T.C.

UYUŞMAZLIK MAHKEMESİ

 

ESAS NO       : 2020/681

KARAR NO  : 2020/764      

KARAR TR  : 14/12/2020

 

ÖZET: Davalı Belediyenin sorumluluk alanındaki yolda meydana gelen trafik kazasında uğranılan zararın tazmini istemiyle açılan davanın, 2918 sayılı Yasanın 19.01.2011 tarihinde yürürlüğe giren 110. maddesi kapsamında ADLİ YARGI YERİNDE çözümlenmesi gerektiği hk.

 

 

 

 

 

K A R A R

 

          Davacı   : H.K. (Kendi adına asaleten çocukları R.E., R. ve Y.Z.K. adına velayeten)

          Vekilleri : Av. N.Ş. Av. H.Ş.

          Davalı   : Adana İl Özel İdaresi (İdari Yargıda)

          Davalı   : Adana Büyükşehir Belediye Başkanlığı (Adli Yargıda)

          Vekili    : Av. E.E.

 

          O L A Y:Davacılar vekili dava dilekçesinde özetle; müvekkilleri H.K.'in eşi çocukları R. R.E. ve Y.Z.K.'in babası N.K.'in 15/04/2012 günü 01 J... plakalı aracı ile seyir halindeyken Adana İl Özel İdaresi tarafından yapılan ve bu İdarenin bakım ve sorumluluğunda olan yolun bozuk olması nedeniyle yoldaki çukura girerek direksiyon hakimiyetini kaybettiğini.
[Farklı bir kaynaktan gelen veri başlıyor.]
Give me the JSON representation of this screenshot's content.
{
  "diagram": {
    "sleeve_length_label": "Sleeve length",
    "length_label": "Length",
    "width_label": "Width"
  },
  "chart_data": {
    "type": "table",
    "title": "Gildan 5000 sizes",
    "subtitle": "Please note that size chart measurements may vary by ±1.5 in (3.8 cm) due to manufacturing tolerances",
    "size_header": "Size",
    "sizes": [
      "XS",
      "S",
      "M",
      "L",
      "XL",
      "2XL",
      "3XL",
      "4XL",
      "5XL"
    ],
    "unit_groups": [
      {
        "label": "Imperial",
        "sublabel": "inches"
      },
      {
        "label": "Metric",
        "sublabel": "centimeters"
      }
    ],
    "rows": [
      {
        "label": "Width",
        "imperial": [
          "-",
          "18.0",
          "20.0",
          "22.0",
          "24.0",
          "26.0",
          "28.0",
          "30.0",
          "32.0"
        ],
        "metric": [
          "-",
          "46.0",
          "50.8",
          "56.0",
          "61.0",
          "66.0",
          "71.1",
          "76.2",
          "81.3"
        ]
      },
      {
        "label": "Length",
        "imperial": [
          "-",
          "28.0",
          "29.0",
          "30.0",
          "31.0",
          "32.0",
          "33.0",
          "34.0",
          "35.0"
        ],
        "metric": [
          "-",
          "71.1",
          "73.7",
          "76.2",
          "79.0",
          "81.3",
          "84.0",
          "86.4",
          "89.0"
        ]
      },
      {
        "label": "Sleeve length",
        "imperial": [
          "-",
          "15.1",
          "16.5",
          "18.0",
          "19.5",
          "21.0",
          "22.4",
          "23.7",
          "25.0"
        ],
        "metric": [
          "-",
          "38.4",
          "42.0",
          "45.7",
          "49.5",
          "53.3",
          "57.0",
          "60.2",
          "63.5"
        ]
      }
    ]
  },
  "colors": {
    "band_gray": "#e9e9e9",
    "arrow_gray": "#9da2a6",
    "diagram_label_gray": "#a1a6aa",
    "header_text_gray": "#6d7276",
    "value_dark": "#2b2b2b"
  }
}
DSİ Genel Müdürlüğü sorumluluğunda bulunan su kanalının iç duvarına çarptığını, çarpma neticesinde bilincini kaybettiğini ve araçta boğularak hayatını kaybettiğini belirterek davalı idarenin hizmet kusuruna dayalı olarak toplam 425.000,00-TL maddi ve manevi zararın yasal faiziyle birlikte tazminine karar verilmesi istemiyle idari yargı yerinde dava açmıştır.

          ADANA 2 İDARE MAHKEMESİ: 06.12.2012 gün ve E:2012/1644, K:2012/1806 sayılı kararıyla “2918 sayılı Karayolları Trafik Kanunu'nun "Görevli ve yetkili mahkeme" başlıklı 110. maddesinde; "İşleteni veya sahibi Devlet ve diğer kamu kuruluşları olan araçların sebebiyet verdiği zararlara ilişkin olanları dâhil, bu Kanundan doğan sorumluluk davaları, adli yargıda görülür. Zarar görenin kamu görevlisi olması, bu fıkra hükmünün uygulanmasını önlemez. Hemzemin geçitte meydana gelen tren-trafik kazalarında da bu Kanun hükümleri uygulanır. Motorlu araç kazalarından dolayı hukuki sorumluluğa ilişkin davalar, sigortacının merkez veya şubesinin veya sigorta sözleşmesini yapan acentenin bulunduğu yer mahkemelerinden birinde açılabileceği gibi kazanın vuku bulduğu yer mahkemesinde de açılabilir." hükmüne yer verilmiştir.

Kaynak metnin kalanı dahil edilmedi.